Part-qualified patent attorney at Abel + Imray
Membership classification: Member
Katy Pellow joined the patent and trade mark attorney firm, Abel + Imray, as a trainee patent attorney, directly after the successful completion of her PhD.
Studying at the University of Bristol through the Chemical Synthesis Centre for Doctoral Training, she developed transition metal catalysts which were used to upgrade bioethanol to biobutanol, providing a sustainable route to advanced biofuel production. Over the course of her PhD research, Katy gained a broad experience of synthetic chemistry, specialising in the areas of homogeneous catalysis and organometallic chemistry.
Katy has been member of the Royal Society of Chemistry for the past 11 years in which time she has become involved with many of the aspects of RSC membership.
“I joined when I was in my first year of my undergraduate degree. We had a talk from someone at the RSC and I remember signing up and getting my free pair of lab specs and they also gave us glow in the dark pens, which were great.”
Let’s advance chemistry, together. Reach your full potential with RSC membership.

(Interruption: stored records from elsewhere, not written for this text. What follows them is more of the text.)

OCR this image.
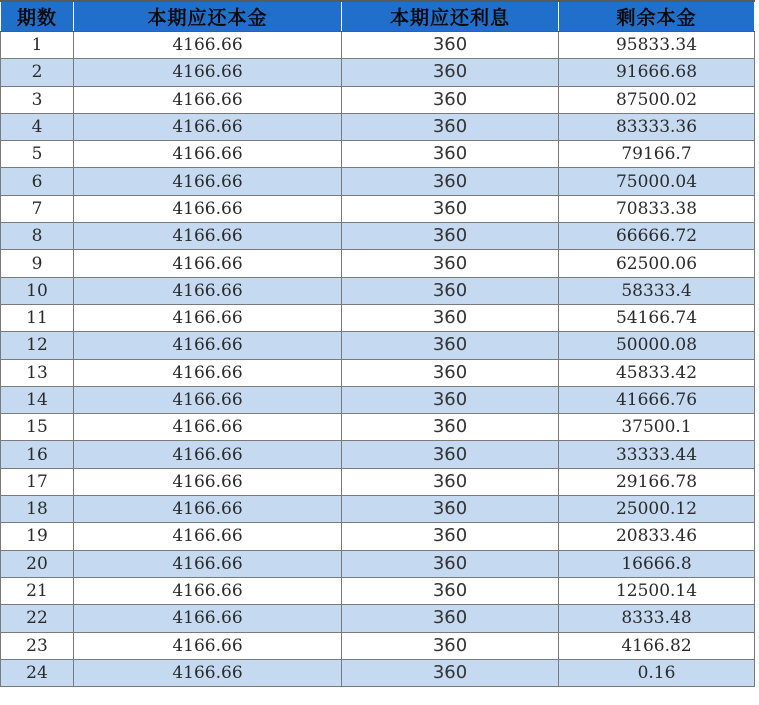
期数	本期应还本金	本期应还利息	剩余本金
1	4166.66	360	95833.34
2	4166.66	360	91666.68
3	4166.66	360	87500.02
4	4166.66	360	83333.36
5	4166.66	360	79166.7
6	4166.66	360	75000.04
7	4166.66	360	70833.38
8	4166.66	360	66666.72
9	4166.66	360	62500.06
10	4166.66	360	58333.4
11	4166.66	360	54166.74
12	4166.66	360	50000.08
13	4166.66	360	45833.42
14	4166.66	360	41666.76
15	4166.66	360	37500.1
16	4166.66	360	33333.44
17	4166.66	360	29166.78
18	4166.66	360	25000.12
19	4166.66	360	20833.46
20	4166.66	360	16666.8
21	4166.66	360	12500.14
22	4166.66	360	8333.48
23	4166.66	360	4166.82
24	4166.66	360	0.16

But it was the monthly magazine Chemistry World, accreditation of her degree and information on the jobs website that also gained her attention. Her membership involvement expanded during her PhD course to publishing articles in RSC journals and attending conferences, such as the Dalton conference that had an inorganic chemistry specialism.

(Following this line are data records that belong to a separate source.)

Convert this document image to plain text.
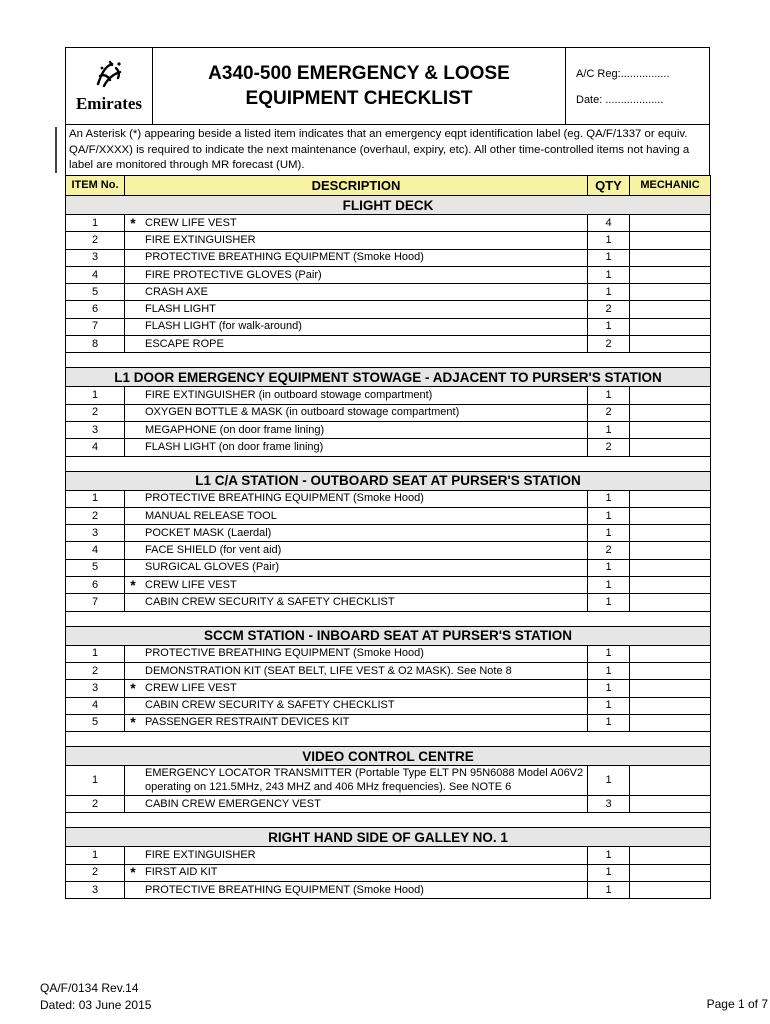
Emirates
A340-500 EMERGENCY & LOOSE
EQUIPMENT CHECKLIST
A/C Reg:................
Date: ...................
An Asterisk (*) appearing beside a listed item indicates that an emergency eqpt identification label (eg. QA/F/1337 or equiv. QA/F/XXXX) is required to indicate the next maintenance (overhaul, expiry, etc). All other time-controlled items not having a label are monitored through MR forecast (UM).
ITEM No.	DESCRIPTION		QTY	MECHANIC
FLIGHT DECK				
1	*	CREW LIFE VEST	4	
2		FIRE EXTINGUISHER	1	
3		PROTECTIVE BREATHING EQUIPMENT (Smoke Hood)	1	
4		FIRE PROTECTIVE GLOVES (Pair)	1	
5		CRASH AXE	1	
6		FLASH LIGHT	2	
7		FLASH LIGHT (for walk-around)	1	
8		ESCAPE ROPE	2	

L1 DOOR EMERGENCY EQUIPMENT STOWAGE - ADJACENT TO PURSER'S STATION				
1		FIRE EXTINGUISHER (in outboard stowage compartment)	1	
2		OXYGEN BOTTLE & MASK (in outboard stowage compartment)	2	
3		MEGAPHONE (on door frame lining)	1	
4		FLASH LIGHT (on door frame lining)	2	

L1 C/A STATION - OUTBOARD SEAT AT PURSER'S STATION				
1		PROTECTIVE BREATHING EQUIPMENT (Smoke Hood)	1	
2		MANUAL RELEASE TOOL	1	
3		POCKET MASK (Laerdal)	1	
4		FACE SHIELD (for vent aid)	2	
5		SURGICAL GLOVES (Pair)	1	
6	*	CREW LIFE VEST	1	
7		CABIN CREW SECURITY & SAFETY CHECKLIST	1	

SCCM STATION - INBOARD SEAT AT PURSER'S STATION				
1		PROTECTIVE BREATHING EQUIPMENT (Smoke Hood)	1	
2		DEMONSTRATION KIT (SEAT BELT, LIFE VEST & O2 MASK). See Note 8	1	
3	*	CREW LIFE VEST	1	
4		CABIN CREW SECURITY & SAFETY CHECKLIST	1	
5	*	PASSENGER RESTRAINT DEVICES KIT	1	

VIDEO CONTROL CENTRE				
1		EMERGENCY LOCATOR TRANSMITTER (Portable Type ELT PN 95N6088 Model A06V2 operating on 121.5MHz, 243 MHZ and 406 MHz frequencies). See NOTE 6	1	
2		CABIN CREW EMERGENCY VEST	3	

RIGHT HAND SIDE OF GALLEY NO. 1				
1		FIRE EXTINGUISHER	1	
2	*	FIRST AID KIT	1	
3		PROTECTIVE BREATHING EQUIPMENT (Smoke Hood)	1	
QA/F/0134 Rev.14
Dated: 03 June 2015	Page 1 of 7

Now in her third year as a trainee patent attorney, Katy has recently presented a webinar for the RSC. “More recently my involvement has been through my job. A colleague and I gave a talk on patents to the ChemCareers group and I’m delighted to say we had nearly 200 people attend.
“This development means that my contact with the RSC is more like a business partner relationship – which is quite interesting. I really enjoy being able to tell people about my career as a trainee patent attorney, and from a commercial point of view it is a good thing too.”
Attending the Chemistry Means Business event last year, she was impressed with the attendance from industry personnel and it is that involvement for industry she is keen to see more of alongside the RSC’s support for academia. “The event aims to connect people and ideas that are at the heart of cutting edge science and technology, and who are driving the advancement of chemistry for a better future,” this according to Katy, is a really good direction for the RSC.
A member of the law interest group where she gains useful networking opportunities and knowledge from presentations is a further membership benefit that she values.
My membership is really good value. I remember I even got a discount off a holiday cottage and cinema tickets. But the really big value of the RSC is that being a member is like a stamp of quality – one that is recognised by a wider audience that it has that quality.
Staying within patent law is key for Katy: “It’s really challenging; I have not been bored once. The best thing is getting to know your clients and their inventions and understanding how things work. You are using scientific arguments but in a legal context and it is that blend of science and law that brings the satisfaction. We’re scientists first, and lawyers second. I did enjoy research, but sometimes my experiments didn’t work, or I didn’t get that outcome I was hoping for, but the thing with this career is you have the same challenge, but each task can be completed – and that’s very satisfying.”